For each customer and each project, we design customised solutions, define analytical protocols, develop and validate specific new analytical methods and perform characterisation, stability, pharmacokinetic, biomarker and immunogenicity studies as well as batch release testing, in order to evaluate the Quality, Safety and Efficacy of the given drugs.

Your mission

You will report to the Director Compliance and will be part of a team of 9 people.

As a Qualified Person you will be accountable for the following tasks:

  • Approving reports and certificates of Analysis (CoA)

  • Reviewing and approving the quality contracts with the customers and the suppliers (Quality Agreement)
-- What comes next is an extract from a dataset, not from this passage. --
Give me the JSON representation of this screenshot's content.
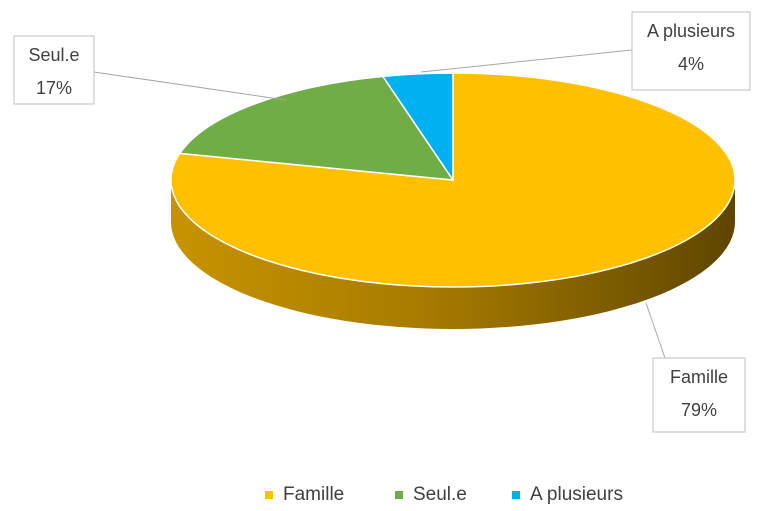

  • Approving non-conformities, OOS and change controls

  • Managing Analytical methods (authorisation release into the system)
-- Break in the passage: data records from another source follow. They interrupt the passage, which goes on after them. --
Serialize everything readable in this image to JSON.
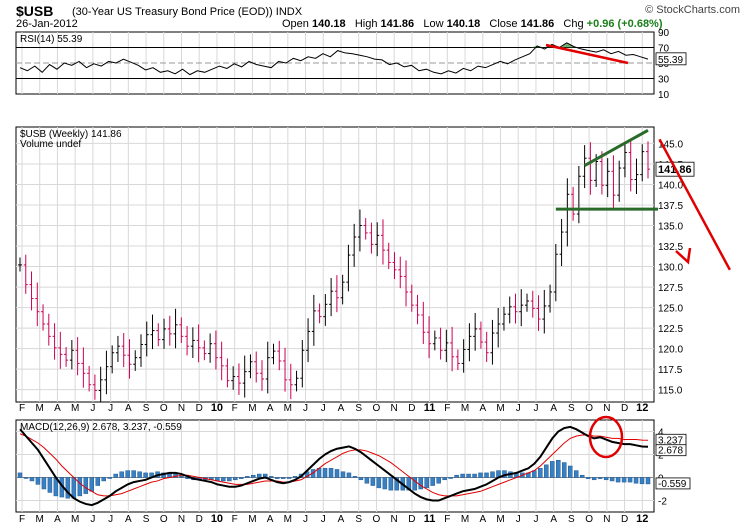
{
  "header": {
    "symbol": "$USB",
    "description": "(30-Year US Treasury Bond Price (EOD))",
    "exchange": "INDX",
    "date": "26-Jan-2012",
    "brand": "© StockCharts.com",
    "open_label": "Open",
    "open": "140.18",
    "high_label": "High",
    "high": "141.86",
    "low_label": "Low",
    "low": "140.18",
    "close_label": "Close",
    "close": "141.86",
    "chg_label": "Chg",
    "chg": "+0.96 (+0.68%)"
  },
  "colors": {
    "price_up": "#000000",
    "price_down": "#cc0055",
    "rsi_line": "#000000",
    "rsi_fill": "#3a8a3a",
    "macd_line": "#000000",
    "signal_line": "#e00000",
    "hist": "#3a7fc0",
    "annot_red": "#e00000",
    "annot_green": "#2a6a2a",
    "grid": "#d8d8d8"
  },
  "chart_data": [
    {
      "type": "line",
      "panel": "rsi",
      "title": "RSI(14) 55.39",
      "current_value": "55.39",
      "ylim": [
        10,
        90
      ],
      "y_ticks": [
        "90",
        "70",
        "50",
        "30",
        "10"
      ],
      "overbought": 70,
      "oversold": 30,
      "series": [
        {
          "values": [
            44,
            40,
            46,
            38,
            48,
            42,
            50,
            47,
            52,
            44,
            49,
            46,
            52,
            50,
            55,
            51,
            47,
            41,
            44,
            38,
            40,
            36,
            42,
            35,
            40,
            38,
            42,
            46,
            43,
            49,
            45,
            52,
            48,
            46,
            44,
            52,
            50,
            56,
            53,
            58,
            56,
            62,
            58,
            66,
            63,
            62,
            60,
            58,
            55,
            54,
            48,
            50,
            45,
            47,
            40,
            42,
            38,
            36,
            40,
            37,
            43,
            40,
            46,
            44,
            48,
            52,
            49,
            54,
            58,
            62,
            72,
            68,
            74,
            70,
            76,
            71,
            68,
            66,
            64,
            67,
            62,
            65,
            60,
            61,
            58,
            55
          ]
        }
      ]
    },
    {
      "type": "ohlc",
      "panel": "price",
      "title": "$USB (Weekly) 141.86",
      "volume_label": "Volume undef",
      "current_value": "141.86",
      "ylim": [
        113.5,
        147
      ],
      "y_ticks": [
        "145.0",
        "142.5",
        "140.0",
        "137.5",
        "135.0",
        "132.5",
        "130.0",
        "127.5",
        "125.0",
        "122.5",
        "120.0",
        "117.5",
        "115.0"
      ],
      "x_ticks": [
        "F",
        "M",
        "A",
        "M",
        "J",
        "J",
        "A",
        "S",
        "O",
        "N",
        "D",
        "10",
        "F",
        "M",
        "A",
        "M",
        "J",
        "J",
        "A",
        "S",
        "O",
        "N",
        "D",
        "11",
        "F",
        "M",
        "A",
        "M",
        "J",
        "J",
        "A",
        "S",
        "O",
        "N",
        "D",
        "12"
      ],
      "close": [
        130.2,
        127.8,
        126.1,
        124.5,
        123.0,
        121.5,
        120.1,
        119.3,
        118.6,
        119.8,
        118.2,
        117.0,
        115.6,
        114.9,
        116.2,
        117.8,
        119.5,
        120.3,
        119.2,
        118.1,
        118.9,
        120.5,
        121.7,
        122.2,
        121.1,
        122.4,
        121.8,
        122.9,
        121.5,
        120.3,
        121.0,
        120.1,
        119.4,
        120.6,
        118.9,
        117.9,
        116.1,
        116.6,
        115.8,
        117.2,
        118.4,
        117.0,
        116.3,
        118.9,
        119.7,
        118.5,
        116.2,
        115.6,
        116.4,
        119.8,
        122.1,
        124.6,
        123.9,
        125.4,
        127.0,
        126.2,
        128.1,
        131.4,
        133.6,
        135.0,
        134.1,
        132.7,
        133.8,
        132.0,
        130.5,
        129.6,
        128.8,
        126.9,
        125.3,
        124.1,
        122.0,
        120.6,
        121.3,
        119.8,
        120.7,
        119.0,
        118.2,
        119.9,
        121.5,
        122.4,
        120.8,
        119.5,
        121.9,
        123.0,
        124.2,
        125.1,
        124.5,
        125.3,
        125.8,
        124.9,
        123.6,
        125.2,
        126.9,
        131.5,
        134.2,
        138.8,
        136.4,
        141.0,
        143.2,
        140.5,
        142.8,
        139.9,
        141.6,
        138.7,
        142.0,
        143.9,
        140.6,
        141.2,
        144.0,
        141.86
      ]
    },
    {
      "type": "line",
      "panel": "macd",
      "title": "MACD(12,26,9) 2.678, 3.237, -0.559",
      "macd_value": "2.678",
      "signal_value": "3.237",
      "hist_value": "-0.559",
      "ylim": [
        -3,
        5
      ],
      "y_ticks": [
        "4",
        "2",
        "0",
        "-2"
      ],
      "x_ticks": [
        "F",
        "M",
        "A",
        "M",
        "J",
        "J",
        "A",
        "S",
        "O",
        "N",
        "D",
        "10",
        "F",
        "M",
        "A",
        "M",
        "J",
        "J",
        "A",
        "S",
        "O",
        "N",
        "D",
        "11",
        "F",
        "M",
        "A",
        "M",
        "J",
        "J",
        "A",
        "S",
        "O",
        "N",
        "D",
        "12"
      ],
      "series": [
        {
          "name": "MACD",
          "values": [
            4.2,
            3.6,
            3.0,
            2.4,
            1.6,
            0.8,
            0.0,
            -0.7,
            -1.3,
            -1.8,
            -2.1,
            -2.3,
            -2.4,
            -2.2,
            -1.9,
            -1.6,
            -1.2,
            -0.9,
            -0.6,
            -0.4,
            -0.3,
            -0.2,
            0.0,
            0.2,
            0.3,
            0.4,
            0.4,
            0.3,
            0.1,
            -0.1,
            -0.2,
            -0.3,
            -0.4,
            -0.6,
            -0.7,
            -0.8,
            -0.8,
            -0.7,
            -0.5,
            -0.3,
            -0.1,
            0.0,
            -0.2,
            -0.4,
            -0.5,
            -0.4,
            -0.2,
            0.1,
            0.6,
            1.1,
            1.6,
            2.0,
            2.3,
            2.5,
            2.6,
            2.7,
            2.5,
            2.2,
            1.8,
            1.4,
            1.0,
            0.6,
            0.2,
            -0.2,
            -0.6,
            -1.0,
            -1.4,
            -1.7,
            -1.9,
            -2.0,
            -2.0,
            -1.8,
            -1.6,
            -1.4,
            -1.2,
            -1.1,
            -1.0,
            -0.8,
            -0.6,
            -0.3,
            0.0,
            0.2,
            0.3,
            0.4,
            0.6,
            0.8,
            1.2,
            1.8,
            2.6,
            3.4,
            4.0,
            4.3,
            4.4,
            4.2,
            3.9,
            3.6,
            3.4,
            3.5,
            3.3,
            3.1,
            3.0,
            2.9,
            2.9,
            2.8,
            2.7,
            2.678
          ]
        },
        {
          "name": "Signal",
          "values": [
            3.8,
            3.6,
            3.3,
            3.0,
            2.6,
            2.1,
            1.6,
            1.0,
            0.5,
            0.0,
            -0.5,
            -0.9,
            -1.2,
            -1.5,
            -1.6,
            -1.6,
            -1.5,
            -1.4,
            -1.2,
            -1.0,
            -0.8,
            -0.6,
            -0.4,
            -0.3,
            -0.1,
            0.0,
            0.1,
            0.2,
            0.2,
            0.1,
            0.0,
            -0.1,
            -0.2,
            -0.3,
            -0.4,
            -0.5,
            -0.6,
            -0.6,
            -0.6,
            -0.5,
            -0.4,
            -0.3,
            -0.3,
            -0.3,
            -0.4,
            -0.4,
            -0.3,
            -0.2,
            0.1,
            0.4,
            0.8,
            1.2,
            1.5,
            1.8,
            2.1,
            2.3,
            2.4,
            2.4,
            2.3,
            2.1,
            1.9,
            1.6,
            1.3,
            0.9,
            0.5,
            0.1,
            -0.3,
            -0.7,
            -1.0,
            -1.3,
            -1.5,
            -1.6,
            -1.6,
            -1.6,
            -1.5,
            -1.4,
            -1.3,
            -1.2,
            -1.0,
            -0.8,
            -0.6,
            -0.4,
            -0.2,
            0.0,
            0.2,
            0.4,
            0.6,
            1.0,
            1.5,
            2.0,
            2.5,
            3.0,
            3.4,
            3.6,
            3.7,
            3.7,
            3.6,
            3.6,
            3.5,
            3.4,
            3.4,
            3.3,
            3.3,
            3.3,
            3.25,
            3.237
          ]
        }
      ]
    }
  ]
}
  • Participating to suppliers, clients audits and regulatory inspections when needed

  • Being the primary point of contact with Belgium Authorities

  • Working closely with QA compliance team

  • Ensure Regulatory watch on all new Regulations impacting Quality Assistance scope of activities

    • Overseeing the updates of regulatory policies and procedures on different channels: the Moniteur belge, ICH, Eudralex, AFMPS, FDA, GMP compliance, pharmacopeia’s, …

    • Reviewing, analysing and interpreting regulatory requirements in a clear and concise manner

    • Dispatching/distributing regulatory information to internal stakeholders for review

    • Performing gap assessments for proposed and effective regulatory requirements

    • Leading Regulatory Committee Meetings


Master’s degree in Industrial Pharmacy, certified by FAMHP as a Qualified Person

You are

  • Stress resistant and proactive

  • Meticulous and details oriented

  • Fluent in French with a good knowledge of English, both written and spoken

You have

  • Good organisational, planning and communication skills

  • Good ability to analyse and synthesise

  • Theoretical knowledge of physicochemical and molecular and cell biology analytical techniques

  • Good knowledge of the pharmaceutical sector, Quality Assurance principles, GMP and ICH guidelines

What we offer

  • A sector compliant remuneration package including numerous fringe benefits (luncheon vouchers, hospitalisation and ambulatory insurance, pension plan, etc.)

  • In addition to the fringe benefits received by all the personnel, you will also be provided with a company car.